The characters in "iCarly" also fall into archetypes reminiscent of today's online personalities. Papperman, an influencer in his own right, falls somewhere between the celebrity bloggers of the aughts and the YouTube commentary channels that are just as big stars as (if not bigger than) the influencers they cover.

Meanwhile, number one iCarly fan Mandy (Aria Wallace) is an early manifestation of stan culture, developing a parasocial relationship with the crew that bleeds over into real life.

'iCarly' feels relevant because it was at the forefront of viral fame

Making a show or movie that's so focused on the internet is a risky gamble. The terrain of the internet changes quickly, and the culture of individual platforms like TikTok shifts at lightning pace. By the time you're able to produce something, its depiction of online life could already be outdated.

"iCarly" avoided this problem by being ahead of the curve. The show premiered during a period of time when YouTube still felt like a novel phenomenon and being an online creator wasn't as viable of a career path as it is now. As Miles Klee wrote for Thrillist, 2007's online culture was more focused on individual viral videos rather than creators or trends. "iCarly" premiered at the beginning of that transition, and the show paralleled the rise of creator culture during what some have called YouTube's golden age.

Still, "iCarly" has its outdated moments.

Like other shows from the era, the mainstream cultural barometer of what's considered "acceptable" has moved beyond some aspects of the show, like running jokes involving the term "hobo" and an hour-long special that caricatures Japanese people and culture.

Its "random" humor - the running bit called "random dancing" makes the web series hosts pause to, well, randomly dance - smacks of late 2000s tweenage culture.

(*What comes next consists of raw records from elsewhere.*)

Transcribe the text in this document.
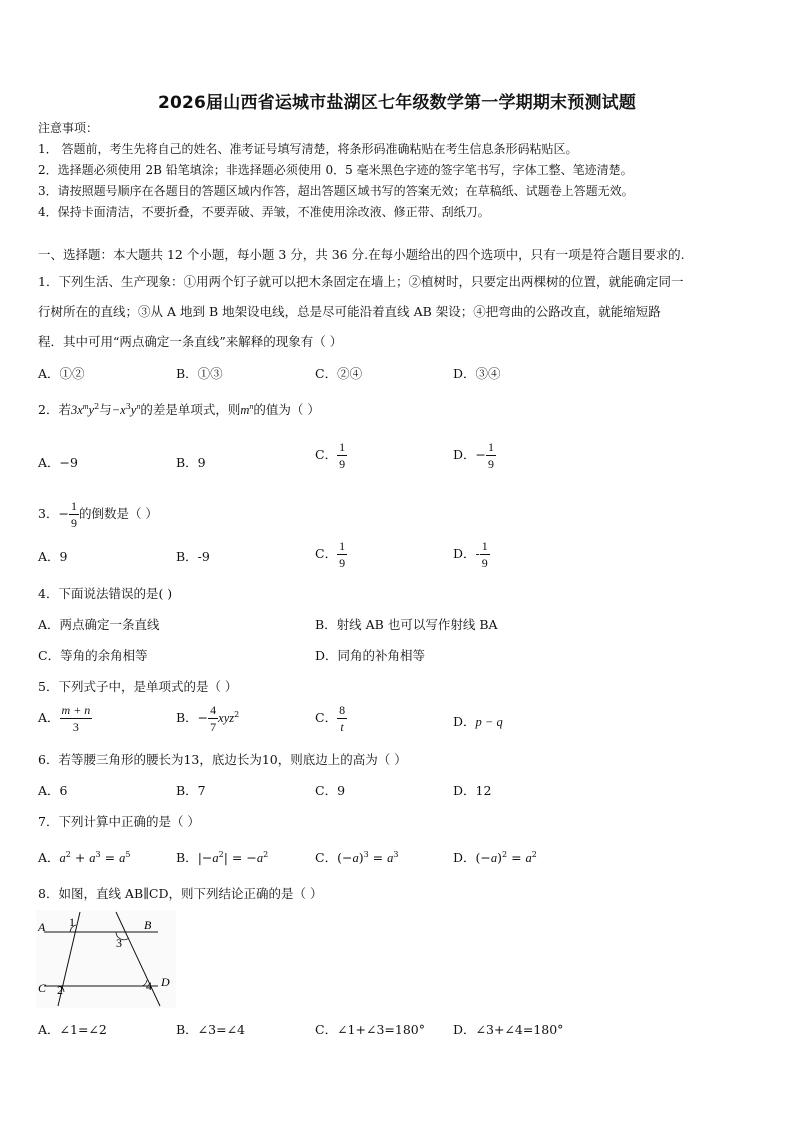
2026届山西省运城市盐湖区七年级数学第一学期期末预测试题
注意事项：
1． 答题前，考生先将自己的姓名、准考证号填写清楚，将条形码准确粘贴在考生信息条形码粘贴区。
2．选择题必须使用 2B 铅笔填涂；非选择题必须使用 0．5 毫米黑色字迹的签字笔书写，字体工整、笔迹清楚。
3．请按照题号顺序在各题目的答题区域内作答，超出答题区域书写的答案无效；在草稿纸、试题卷上答题无效。
4．保持卡面清洁，不要折叠，不要弄破、弄皱，不准使用涂改液、修正带、刮纸刀。
一、选择题：本大题共 12 个小题，每小题 3 分，共 36 分.在每小题给出的四个选项中，只有一项是符合题目要求的.
1．下列生活、生产现象：①用两个钉子就可以把木条固定在墙上；②植树时，只要定出两棵树的位置，就能确定同一
行树所在的直线；③从 A 地到 B 地架设电线，总是尽可能沿着直线 AB 架设；④把弯曲的公路改直，就能缩短路
程．其中可用“两点确定一条直线”来解释的现象有（ ）
A．①②	B．①③	C．②④	D．③④
2．若$3x^my^2$与$-x^3y^n$的差是单项式，则$m^n$的值为（ ）
A．−9	B．9
C． $\frac{1}{9}$	D．− $\frac{1}{9}$
3．− $\frac{1}{9}$ 的倒数是（ ）
A．9	B．-9	C． $\frac{1}{9}$	D．- $\frac{1}{9}$
4．下面说法错误的是( )
A．两点确定一条直线	B．射线 AB 也可以写作射线 BA
C．等角的余角相等	D．同角的补角相等
5．下列式子中，是单项式的是（ ）
A． $\frac{m + n}{3}$	B．− $\frac{4}{7} xyz^2$	C． $\frac{8}{t}$	D．p − q
6．若等腰三角形的腰长为13，底边长为10，则底边上的高为（ ）
A．6	B．7	C．9	D．12
7．下列计算中正确的是（ ）
A．$a^2 + a^3 = a^5$	B．$|-a^2| = -a^2$	C．$(-a)^3 = a^3$	D．$(-a)^2 = a^2$
8．如图，直线 AB∥CD，则下列结论正确的是（ ）
A	B
C	D
1
2
3
4
A．∠1=∠2	B．∠3=∠4	C．∠1+∠3=180° D．∠3+∠4=180°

And the infrastructure that has blurred the line between influencer and conventional celebrity wasn't quite in place. Carly, Sam, and Freddie weren't particularly concerned with monetizing their content, for example.

But "iCarly" managed to encapsulate many of the tropes and players of the creator world, as well as the defining spirit that anyone - or, in this case, an affluent teenager with a quirky attic space and a decent camera - can become famous from the comfort of their home.